Strathclyde Telegraph

Universities In Scotland Being Turned Into “Retail Outlets”

University of Strathclyde, Rottenrow Gardens

By Naina Bhardway, News Editor (@NainaBhardwaj96)

Scottish universities are heading towards a stature where institutions will be seen as retail organisations, a union official has warned.

Douglas Chalmers, President of the University and College Union Scotland said that the marketisation of higher education in England by means of undue influence from large corporations over courses content and the prioritisation of popular, money-making courses and research regardless of the wider worth and contribution to society is shaping the Scottish system with little opposition from Principals.

He said in a speech to the annual UCU conference in Stirling: “Despite the increasing divergences in the devolved nations we’re still impacted by the free market educational philosophy from England which some Scottish Principals seem to be uncritically lying down before.

“One is the whole idea of the marketised university, aligned almost solely to business interests where students are customers who believe they are buying a service from an individual establishment.

“In this view, universities are also seen primarily as engines of growth for the economy and their activities brought in line with the needs of industry, finance and commerce.”

Chalmers said professional schools and disciplines now has an importance “commensurate with their position as the chief income generating programs.”

He added: “Like other retail organisations, which is how theyre seen and many see themselves, universities have… performance indicators used to measure achievement and weed out failure.

His comments came after the recent news that the Edinburgh University branch of the UCU warned that the career prospects of lecturers were being dictates by student surveys.

The Scottish Government has made it a priority for universities to direct some of their work toward’s the country’s economic priorities in return for the public funding they receive.

Shirley Anne-Somerville, the Higher Education Secretary, said it was important universities were independent academic organisations but she added: “There is no obligation within universities to look at what the economy needs when they are developing their degrees.

“That is not in any way about limiting what universities do, it is about recognising a link between the graduates and what they hope to achieve afterwards in terms of employment.”

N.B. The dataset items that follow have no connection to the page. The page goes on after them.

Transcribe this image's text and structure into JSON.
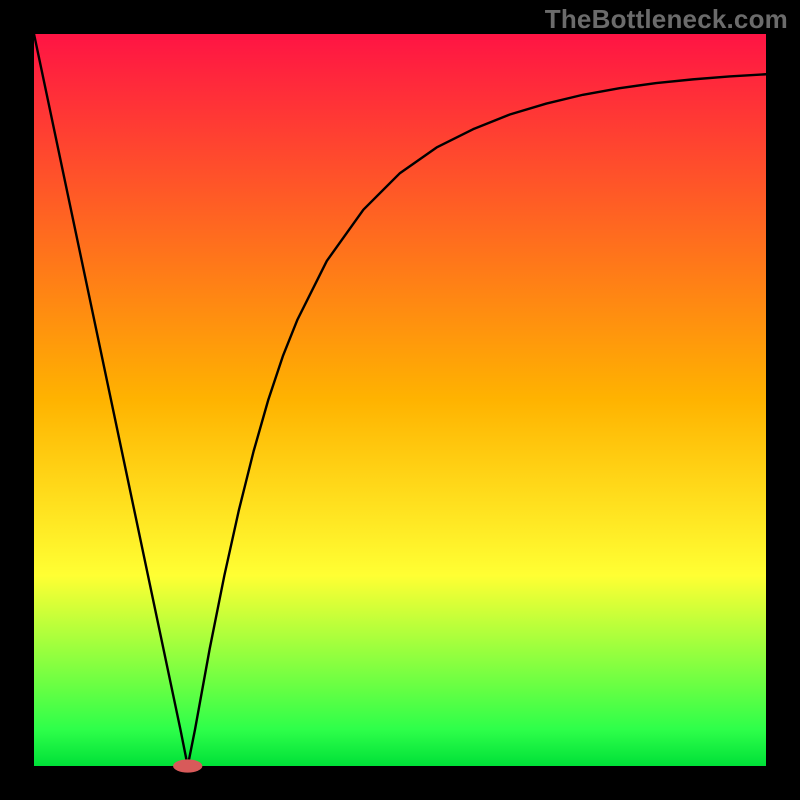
{
  "watermark": "TheBottleneck.com",
  "chart_data": {
    "type": "line",
    "title": "",
    "xlabel": "",
    "ylabel": "",
    "xlim": [
      0,
      100
    ],
    "ylim": [
      0,
      100
    ],
    "grid": false,
    "legend": false,
    "background_gradient": [
      {
        "pos": 0.0,
        "color": "#ff1444"
      },
      {
        "pos": 0.5,
        "color": "#ffb300"
      },
      {
        "pos": 0.74,
        "color": "#ffff33"
      },
      {
        "pos": 0.95,
        "color": "#2eff4a"
      },
      {
        "pos": 1.0,
        "color": "#00e038"
      }
    ],
    "series": [
      {
        "name": "bottleneck-curve",
        "x": [
          0,
          2,
          4,
          6,
          8,
          10,
          12,
          14,
          16,
          18,
          20,
          21,
          22,
          24,
          26,
          28,
          30,
          32,
          34,
          36,
          40,
          45,
          50,
          55,
          60,
          65,
          70,
          75,
          80,
          85,
          90,
          95,
          100
        ],
        "y": [
          100,
          90.5,
          81,
          71.5,
          62,
          52.5,
          43,
          33.5,
          24,
          14.5,
          5,
          0,
          5,
          16,
          26,
          35,
          43,
          50,
          56,
          61,
          69,
          76,
          81,
          84.5,
          87,
          89,
          90.5,
          91.7,
          92.6,
          93.3,
          93.8,
          94.2,
          94.5
        ]
      }
    ],
    "marker": {
      "name": "optimal-point",
      "x": 21,
      "y": 0,
      "color": "#d85a5a",
      "rx": 2.0,
      "ry": 0.9
    },
    "frame": {
      "stroke": "#000000",
      "fill_outside": "#000000"
    }
  }
}
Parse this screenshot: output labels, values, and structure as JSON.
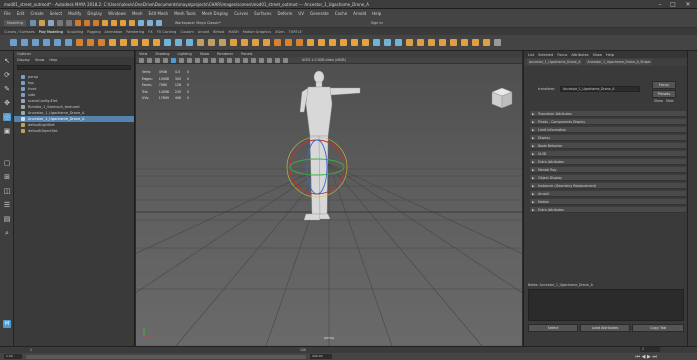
{
  "window": {
    "title": "mod01_street_outmod* - Autodesk MAYA 2018.2: C:\\Users\\alexis\\OneDrive\\Documents\\maya\\projects\\CHAR\\images\\scenes\\mod01_street_outmod  ---  Ancestor_1_Ugachame_Drone_A",
    "minimize": "–",
    "maximize": "□",
    "close": "✕"
  },
  "menubar": [
    "File",
    "Edit",
    "Create",
    "Select",
    "Modify",
    "Display",
    "Windows",
    "Mesh",
    "Edit Mesh",
    "Mesh Tools",
    "Mesh Display",
    "Curves",
    "Surfaces",
    "Deform",
    "UV",
    "Generate",
    "Cache",
    "Arnold",
    "Help"
  ],
  "statusline": {
    "mode": "Modeling",
    "workspace_label": "Workspace: Maya Classic*",
    "sign_in": "Sign In"
  },
  "shelf_tabs": [
    "Curves / Surfaces",
    "Poly Modeling",
    "Sculpting",
    "Rigging",
    "Animation",
    "Rendering",
    "FX",
    "FX Caching",
    "Custom",
    "Arnold",
    "Bifrost",
    "MASH",
    "Motion Graphics",
    "XGen",
    "TURTLE"
  ],
  "outliner": {
    "title": "Outliner",
    "menus": [
      "Display",
      "Show",
      "Help"
    ],
    "items": [
      "persp",
      "top",
      "front",
      "side",
      "sceneConfig:Elet",
      "Rumble_1_Swimsuit_textured",
      "Ancestor_1_Ugachame_Drone_A",
      "Ancestor_1_Ugachame_Drone_A",
      "defaultLightSet",
      "defaultObjectSet"
    ],
    "selected_index": 6
  },
  "viewport": {
    "menus": [
      "View",
      "Shading",
      "Lighting",
      "Show",
      "Renderer",
      "Panels"
    ],
    "hud": [
      [
        "Verts:",
        "4946",
        "4.5",
        "0"
      ],
      [
        "Edges:",
        "14908",
        "345",
        "0"
      ],
      [
        "Faces:",
        "7060",
        "128",
        "0"
      ],
      [
        "Tris:",
        "14098",
        "245",
        "0"
      ],
      [
        "UVs:",
        "17899",
        "406",
        "0"
      ]
    ],
    "color_space": "ACES 1.0 SDR-video (sRGB)",
    "camera": "persp"
  },
  "attribute_editor": {
    "tabs": [
      "List",
      "Selected",
      "Focus",
      "Attributes",
      "Show",
      "Help"
    ],
    "node_tabs": [
      "Ancestor_1_Ugachame_Drone_A",
      "Ancestor_1_Ugachame_Drone_A_Shape"
    ],
    "transform_label": "transform:",
    "transform_value": "Ancestor_1_Ugachame_Drone_A",
    "focus_btn": "Focus",
    "presets_btn": "Presets",
    "show_btn": "Show",
    "hide_btn": "Hide",
    "sections": [
      "Transform Attributes",
      "Pivots - Components Display",
      "Limit Information",
      "Display",
      "Node Behavior",
      "UUID",
      "Extra Attributes",
      "Mental Ray",
      "Object Display",
      "Instancer (Geometry Replacement)",
      "Arnold",
      "Motion",
      "Extra Attributes"
    ],
    "notes": "Notes: Ancestor_1_Ugachame_Drone_A",
    "select_btn": "Select",
    "load_btn": "Load Attributes",
    "copy_btn": "Copy Tab"
  },
  "timeslider": {
    "start": "1",
    "end": "120",
    "current": "1",
    "range_start": "1.00",
    "range_end": "200.00"
  },
  "colors": {
    "selection": "#5284ae",
    "panel_bg": "#3a3a3a",
    "viewport_bg": "#5a5a5a",
    "accent_blue": "#4a9ed4"
  }
}
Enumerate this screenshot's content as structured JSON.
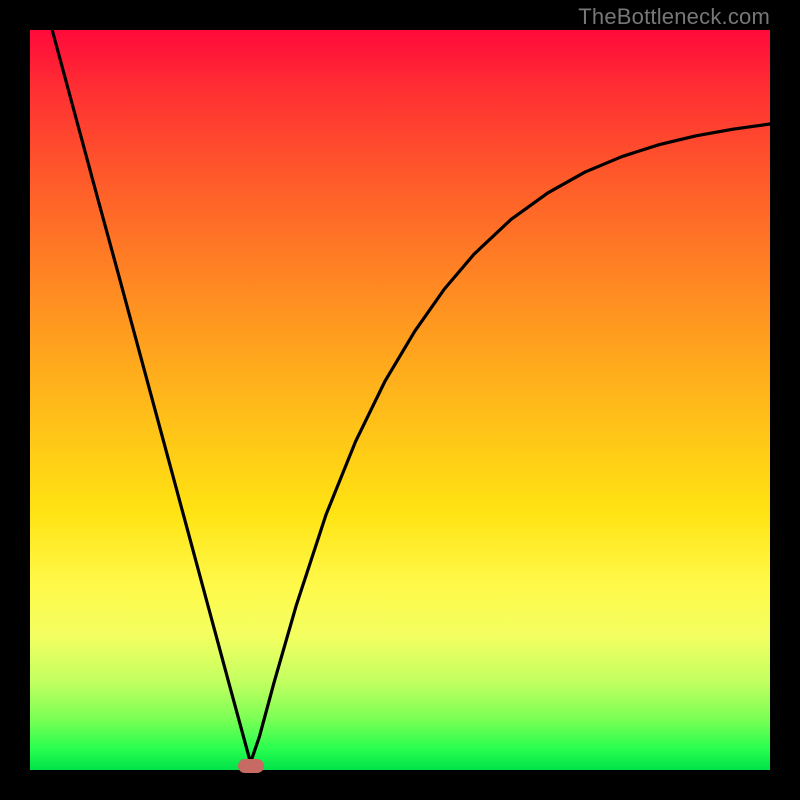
{
  "watermark": "TheBottleneck.com",
  "colors": {
    "frame": "#000000",
    "curve": "#000000",
    "marker": "#c76a64",
    "gradient_top": "#ff0a3a",
    "gradient_bottom": "#00e24a"
  },
  "chart_data": {
    "type": "line",
    "title": "",
    "xlabel": "",
    "ylabel": "",
    "xlim": [
      0,
      1
    ],
    "ylim": [
      0,
      1
    ],
    "series": [
      {
        "name": "curve",
        "x": [
          0.03,
          0.06,
          0.09,
          0.12,
          0.15,
          0.18,
          0.21,
          0.24,
          0.27,
          0.298,
          0.31,
          0.33,
          0.36,
          0.4,
          0.44,
          0.48,
          0.52,
          0.56,
          0.6,
          0.65,
          0.7,
          0.75,
          0.8,
          0.85,
          0.9,
          0.95,
          1.0
        ],
        "y": [
          1.0,
          0.889,
          0.778,
          0.668,
          0.557,
          0.446,
          0.335,
          0.224,
          0.113,
          0.01,
          0.045,
          0.119,
          0.223,
          0.345,
          0.444,
          0.526,
          0.593,
          0.65,
          0.697,
          0.744,
          0.78,
          0.808,
          0.829,
          0.845,
          0.857,
          0.866,
          0.873
        ]
      }
    ],
    "annotations": [
      {
        "name": "min-marker",
        "x": 0.298,
        "y": 0.005
      }
    ]
  }
}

The UCU Scotland Union also backed a motion calling for higher levels of public funding for the sector after a 1% cut in the 2017/18 budget following a 3% cut in 2016/17.

The motion from the UCU Scotland executive states “In the past year we have seen job losses and either threatened or actual compulsory redundancies in a quarter of Scotland’s higher education institutions.

“Congress calls on the executive… to campaign for a settlement for higher education which puts the sector on a firm financial footing.”

A spokesperson for Universities Scotland, which represents Principals, said delivering on many different levels was a feature of a successful university.

She said: “Universities face often conflicting demands from a vast range of stakeholders, whether that be students, staff, the government, employers, funders, local communities, industry and others.

“Universities are very focuses on producing motivated and highly employable graduates, but universities also passionately believe in the intrinsic value of learning for the sake of learning.”